Deux jours après les violences qui ont endeuillé le Capitole et ébranlé l’Amérique, Donald Trump se trouvait vendredi 8 janvier totalement isolé, potentiellement sous le coup d’une nouvelle procédure de destitution et privé de son canal de communication favori, Twitter. Le réseau social a frappé un grand coup en annonçant suspendre « de façon permanente » le compte du président républicain, caisse de résonance du Trumpisme et outil sur lequel il a bâti son ascension politique. Après avoir suspendu son compte durant 12 heures mercredi, Twitter a dit prendre cette mesure inédite face au « risque de nouvelles incitations à la violence ».
Reclus dans la Maison Blanche, lâché par nombre de ténors républicains, c’est justement d’un tweet, laconique, qu’il avait annoncé qu’il n’assisterait pas, contrairement à la tradition, à la cérémonie d’investiture de son successeur. Ce message lourd de symbole restera le dernier de @realDonaldTrump et ses environ 88 millions d’abonnés au moment de sa suspension.
Un « président déséquilibré »
Son absence le 20 janvier « est une bonne chose », lui a répondu Joe Biden, lors d’un échange avec les journalistes depuis son fief de Wilmington, tout en soulignant que le vice-président Mike Pence serait, en revanche, le bienvenu à la cérémonie d’investiture. « Mon objectif principal est de rassembler le pays », a déclaré le président élu, en évitant soigneusement d’entrer dans le débat sur un départ anticipé du milliardaire républicain.

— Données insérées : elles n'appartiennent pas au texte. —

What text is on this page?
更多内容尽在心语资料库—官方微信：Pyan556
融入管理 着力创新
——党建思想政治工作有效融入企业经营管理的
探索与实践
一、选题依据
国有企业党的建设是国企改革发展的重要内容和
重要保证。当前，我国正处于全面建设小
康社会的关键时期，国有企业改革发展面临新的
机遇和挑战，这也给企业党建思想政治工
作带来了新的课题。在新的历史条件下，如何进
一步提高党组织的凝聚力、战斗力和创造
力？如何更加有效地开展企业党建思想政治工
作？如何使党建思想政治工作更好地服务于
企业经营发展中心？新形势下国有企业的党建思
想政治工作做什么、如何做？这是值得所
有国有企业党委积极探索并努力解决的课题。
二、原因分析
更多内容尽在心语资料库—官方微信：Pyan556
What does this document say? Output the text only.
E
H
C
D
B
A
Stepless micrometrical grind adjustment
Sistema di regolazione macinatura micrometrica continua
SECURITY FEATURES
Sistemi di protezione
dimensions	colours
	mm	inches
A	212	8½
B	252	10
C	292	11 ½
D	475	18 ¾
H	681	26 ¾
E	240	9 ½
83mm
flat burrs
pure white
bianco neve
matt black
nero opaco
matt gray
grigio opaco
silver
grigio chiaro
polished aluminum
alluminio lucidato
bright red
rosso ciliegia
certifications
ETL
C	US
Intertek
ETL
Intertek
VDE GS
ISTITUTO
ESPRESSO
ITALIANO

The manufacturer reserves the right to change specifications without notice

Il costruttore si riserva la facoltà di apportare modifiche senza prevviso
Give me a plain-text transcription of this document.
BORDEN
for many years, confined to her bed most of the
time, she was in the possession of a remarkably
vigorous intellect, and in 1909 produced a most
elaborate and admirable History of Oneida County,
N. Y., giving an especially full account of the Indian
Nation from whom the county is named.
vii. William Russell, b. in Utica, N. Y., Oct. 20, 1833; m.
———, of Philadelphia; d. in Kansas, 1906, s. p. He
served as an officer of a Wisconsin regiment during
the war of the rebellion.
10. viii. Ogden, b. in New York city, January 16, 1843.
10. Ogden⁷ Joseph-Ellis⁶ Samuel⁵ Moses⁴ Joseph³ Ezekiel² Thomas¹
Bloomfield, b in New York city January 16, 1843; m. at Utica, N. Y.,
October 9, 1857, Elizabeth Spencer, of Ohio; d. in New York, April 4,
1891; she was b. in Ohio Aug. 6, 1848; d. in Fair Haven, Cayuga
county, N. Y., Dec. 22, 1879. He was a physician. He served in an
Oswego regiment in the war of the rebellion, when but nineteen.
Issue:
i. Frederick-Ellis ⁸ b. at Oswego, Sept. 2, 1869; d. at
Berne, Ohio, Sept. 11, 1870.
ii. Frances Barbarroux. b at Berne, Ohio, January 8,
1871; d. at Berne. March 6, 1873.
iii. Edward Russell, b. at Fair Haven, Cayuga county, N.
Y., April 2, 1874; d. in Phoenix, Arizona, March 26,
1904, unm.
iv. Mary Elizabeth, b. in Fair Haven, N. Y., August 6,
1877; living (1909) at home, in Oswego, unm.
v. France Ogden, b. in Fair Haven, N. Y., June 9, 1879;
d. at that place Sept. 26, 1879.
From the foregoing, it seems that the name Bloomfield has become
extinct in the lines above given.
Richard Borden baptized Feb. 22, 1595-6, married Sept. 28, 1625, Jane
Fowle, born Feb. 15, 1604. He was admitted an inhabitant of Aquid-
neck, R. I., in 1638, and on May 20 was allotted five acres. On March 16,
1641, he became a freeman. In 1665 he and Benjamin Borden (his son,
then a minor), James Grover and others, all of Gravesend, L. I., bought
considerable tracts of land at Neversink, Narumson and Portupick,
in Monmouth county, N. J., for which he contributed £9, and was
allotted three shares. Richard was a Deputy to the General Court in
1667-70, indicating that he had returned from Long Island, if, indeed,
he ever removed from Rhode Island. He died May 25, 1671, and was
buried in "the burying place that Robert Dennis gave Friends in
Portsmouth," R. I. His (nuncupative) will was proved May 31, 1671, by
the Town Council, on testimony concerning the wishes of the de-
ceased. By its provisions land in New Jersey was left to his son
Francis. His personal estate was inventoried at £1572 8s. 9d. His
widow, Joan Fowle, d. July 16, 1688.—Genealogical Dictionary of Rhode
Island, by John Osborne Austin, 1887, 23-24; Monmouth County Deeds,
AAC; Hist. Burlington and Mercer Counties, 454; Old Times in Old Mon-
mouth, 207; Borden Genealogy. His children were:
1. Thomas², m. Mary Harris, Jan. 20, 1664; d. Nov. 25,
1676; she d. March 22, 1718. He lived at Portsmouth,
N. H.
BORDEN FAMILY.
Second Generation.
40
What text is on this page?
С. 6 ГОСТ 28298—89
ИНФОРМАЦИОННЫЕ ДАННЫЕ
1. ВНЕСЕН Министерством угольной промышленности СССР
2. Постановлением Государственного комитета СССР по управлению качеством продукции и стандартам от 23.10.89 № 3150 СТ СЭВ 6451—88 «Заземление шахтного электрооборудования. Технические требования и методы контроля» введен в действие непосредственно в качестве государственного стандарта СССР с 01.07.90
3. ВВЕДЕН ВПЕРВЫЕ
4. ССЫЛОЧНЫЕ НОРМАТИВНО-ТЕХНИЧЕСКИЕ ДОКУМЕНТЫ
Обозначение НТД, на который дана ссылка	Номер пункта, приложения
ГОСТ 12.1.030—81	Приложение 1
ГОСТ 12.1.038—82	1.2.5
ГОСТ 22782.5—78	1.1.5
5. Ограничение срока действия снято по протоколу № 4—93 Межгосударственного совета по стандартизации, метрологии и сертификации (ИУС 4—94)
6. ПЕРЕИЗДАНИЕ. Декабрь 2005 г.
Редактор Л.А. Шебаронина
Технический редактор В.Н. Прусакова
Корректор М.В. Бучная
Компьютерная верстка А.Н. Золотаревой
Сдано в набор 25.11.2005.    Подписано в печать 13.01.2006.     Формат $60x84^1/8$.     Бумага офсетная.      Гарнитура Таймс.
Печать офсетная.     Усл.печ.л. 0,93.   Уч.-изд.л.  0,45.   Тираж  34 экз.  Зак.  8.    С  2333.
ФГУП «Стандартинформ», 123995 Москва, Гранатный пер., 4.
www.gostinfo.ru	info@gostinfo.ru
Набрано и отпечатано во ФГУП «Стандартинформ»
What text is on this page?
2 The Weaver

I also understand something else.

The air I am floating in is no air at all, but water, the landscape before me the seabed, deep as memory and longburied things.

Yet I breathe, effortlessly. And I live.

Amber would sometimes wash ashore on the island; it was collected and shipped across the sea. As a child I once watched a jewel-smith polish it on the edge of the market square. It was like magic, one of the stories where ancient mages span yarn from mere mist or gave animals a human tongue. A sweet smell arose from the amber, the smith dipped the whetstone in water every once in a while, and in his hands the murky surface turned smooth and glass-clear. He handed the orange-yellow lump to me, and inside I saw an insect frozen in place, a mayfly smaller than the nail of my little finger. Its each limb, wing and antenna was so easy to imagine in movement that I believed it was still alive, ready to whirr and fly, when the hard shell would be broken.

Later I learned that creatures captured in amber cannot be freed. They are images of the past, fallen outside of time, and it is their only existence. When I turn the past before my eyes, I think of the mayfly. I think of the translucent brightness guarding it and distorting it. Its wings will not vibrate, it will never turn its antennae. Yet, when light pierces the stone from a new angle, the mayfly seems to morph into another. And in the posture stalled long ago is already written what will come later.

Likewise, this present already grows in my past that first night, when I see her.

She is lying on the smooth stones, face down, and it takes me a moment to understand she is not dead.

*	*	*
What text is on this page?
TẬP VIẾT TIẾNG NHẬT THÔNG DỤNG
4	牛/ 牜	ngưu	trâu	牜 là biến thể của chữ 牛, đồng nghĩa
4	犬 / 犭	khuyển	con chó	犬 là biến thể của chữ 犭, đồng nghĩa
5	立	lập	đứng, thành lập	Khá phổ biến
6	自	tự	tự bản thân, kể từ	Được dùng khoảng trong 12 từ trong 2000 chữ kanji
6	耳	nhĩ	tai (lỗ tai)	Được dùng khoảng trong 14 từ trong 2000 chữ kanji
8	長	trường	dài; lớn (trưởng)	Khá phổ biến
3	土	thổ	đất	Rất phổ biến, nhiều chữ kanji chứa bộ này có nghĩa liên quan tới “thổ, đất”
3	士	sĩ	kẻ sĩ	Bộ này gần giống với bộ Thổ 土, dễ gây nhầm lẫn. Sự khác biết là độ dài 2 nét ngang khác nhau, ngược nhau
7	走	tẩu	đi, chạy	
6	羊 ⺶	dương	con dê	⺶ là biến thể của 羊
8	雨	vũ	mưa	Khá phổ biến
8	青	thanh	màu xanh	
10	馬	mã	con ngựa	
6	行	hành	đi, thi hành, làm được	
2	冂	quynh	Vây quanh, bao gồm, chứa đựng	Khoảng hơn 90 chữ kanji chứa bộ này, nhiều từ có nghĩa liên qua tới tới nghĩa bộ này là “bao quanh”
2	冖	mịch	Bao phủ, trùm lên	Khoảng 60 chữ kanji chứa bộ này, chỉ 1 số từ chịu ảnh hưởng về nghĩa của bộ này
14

De son côté, la cheffe des démocrates au Congrès américain Nancy Pelosi a déclaré s’être entretenue avec l’armée américaine pour s’assurer que Donald Trump, un « président déséquilibré », ne puisse pas utiliser les codes nucléaires.
Les drapeaux du Capitole ont été mis en berne après le décès d’un policier qui avait été blessé lors des affrontements avec des pro-Trump, portant le bilan total des violences de mercredi à cinq morts.
« Partez à Mar-a-Lago »
Certains de ses détracteurs estiment que le plus simple serait que le 45e président se taise et laisse de facto le vice-président Mike Pence aux commandes jusqu’au 20 janvier.
Pour Jeh Johnson, ancien ministre de la Sécurité intérieure, toute personne ayant un peu d’influence sur Donald Trump devrait lui faire passer un message simple : « Montez dans Air Force One, partez à Mar-a-Lago et restez-y. » « Moins il en fera sur les 12 derniers jours, mieux ce sera », a estimé en écho le sénateur républicain Ben Sasse sur la radio NPR.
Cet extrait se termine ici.